Le décret de la loi **Plein emploi**, censé transformer le paysage de l’accompagnement des chômeurs et des bénéficiaires du **RSA**, est en suspens. Depuis plus d’un mois, cette situation suscite alarmes et incertitudes, tant du côté des agences **France Travail** que des allocataires eux-mêmes. Faisons le point sur une réforme qui prend du retard.
Des retards qui soulèvent des questions
La mise en œuvre de la loi **Plein emploi** est confrontée à des **retards significatifs**. Les agences **France Travail** ainsi que les départements continuent d’appliquer l’ancien système de **sanctions**, dans l’attente du décret devant établir de nouvelles règles liées au **contrat d’engagement**. Ce dernier doit remplacer l’ancien **Projet Personnalisé d’Accès à l’Emploi**.
Des informations récentes indiquent que le décret, initialement prévu pour le **1er janvier 2025**, ne devrait pas entrer en vigueur avant le **1er juin**. Ce report génère des inquiétudes au sein des instances sociales comme auprès des allocataires. Une source proche du dossier a déclaré :
« Tant qu’on n’a pas le décret, on ne peut pas mettre la loi Plein emploi en œuvre, sur ce volet ».
Ce retard a également été évoqué par **Thibaut Guilluy**, directeur de **France Travail**, qui a suggéré une demande de report lors d’un récent comité interne.
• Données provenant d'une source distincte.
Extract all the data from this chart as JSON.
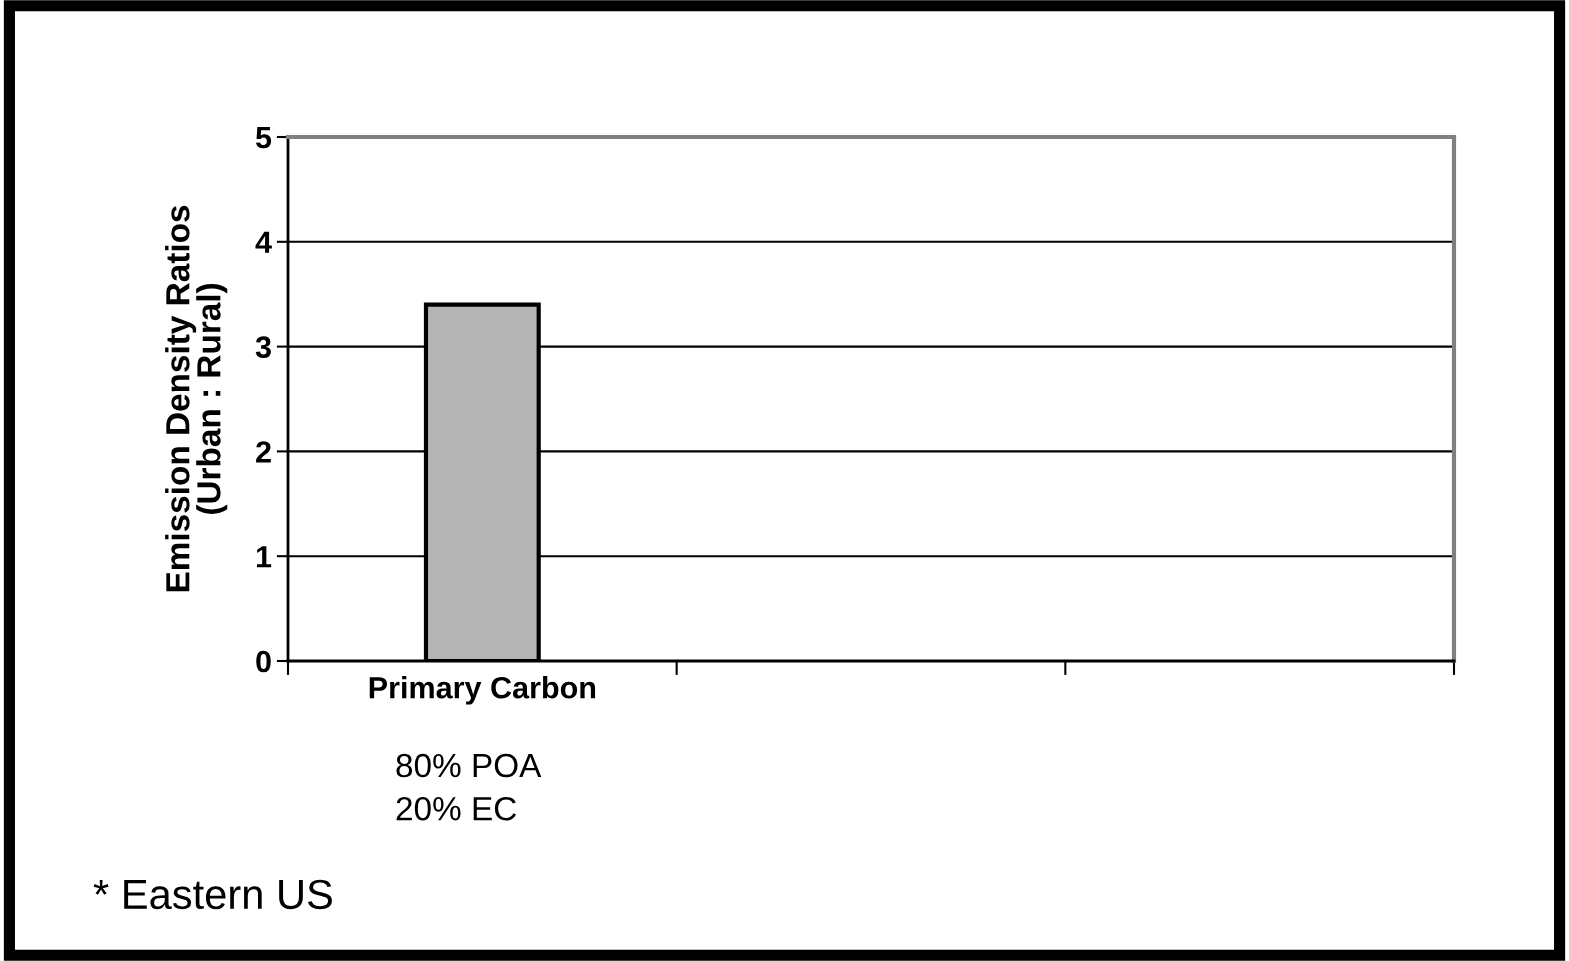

Le ministère du Travail a corroboré cette information, soulignant que les délais pourraient encore être modifiés.
Des sanctions renforcées en perspective
Le futur décret de la loi **Plein emploi** introduira des **sanctions graduées**, fonction du manquement relevé chez les demandeurs d’emploi ou les bénéficiaires du **RSA**. Parmi les manquements qui pourraient entraîner des **sanctions**, on trouve :
- L’absence de recherche active d’emploi.
- Le refus de participer à un atelier de recrutement.
- L’abandon d’une formation en cours.
Ces manquements pourront mener à une **suspension partielle ou totale** des allocations, dont la durée sera spécifiée dans le décret. Une innovation majeure dans cette réforme est que si l’allocataire **se remet en conformité**, il pourra récupérer les sommes suspendues.
Dans ses déclarations, un responsable a précisé :
« Contrairement à ce qui se pratiquait, ce nouveau système évite la rupture de l’accompagnement tant que le demandeur d’emploi fait preuve de bonne volonté pour corriger sa situation. La sanction sera alors levée sans délai ».
Une pression accrue sur les allocataires du RSA
Cette réforme ne touche pas seulement les demandeurs d’emploi, mais aussi les **allocataires du RSA**, qui risquent d’être particulièrement **visés**. Ce groupe, traditionnellement peu contrôlé, pourrait voir des interventions de **France Travail** se multiplier.
Selon **Marc Brzostowski-Soetinck**, représentant du syndicat FO :
« Après chaque contrôle, France Travail enverra une recommandation au département, qui décidera finalement d’appliquer ou non la sanction. Cela va créer des inégalités de traitement d’un département à l’autre ».
Les agents en charge des contrôles anticipent également une **augmentation significative** de leur charge de travail. Ils pourraient être amenés à effectuer un nombre croissant de contrôle par jour, ce qui pourrait augmenter encore la pression sur des bénéficiaires déjà fragilisés.
Cette situation soulève de **sérieuses interrogations** quant à l’impact de la réforme. Le retard dans son application ne fait que retarder un nouveau dispositif qui devrait radicalement transformer les conditions de vie des allocataires. D’ici le mois de juin, les tensions risquent de se multiplier, exacerbant la précarité de ceux qui en ont le plus besoin.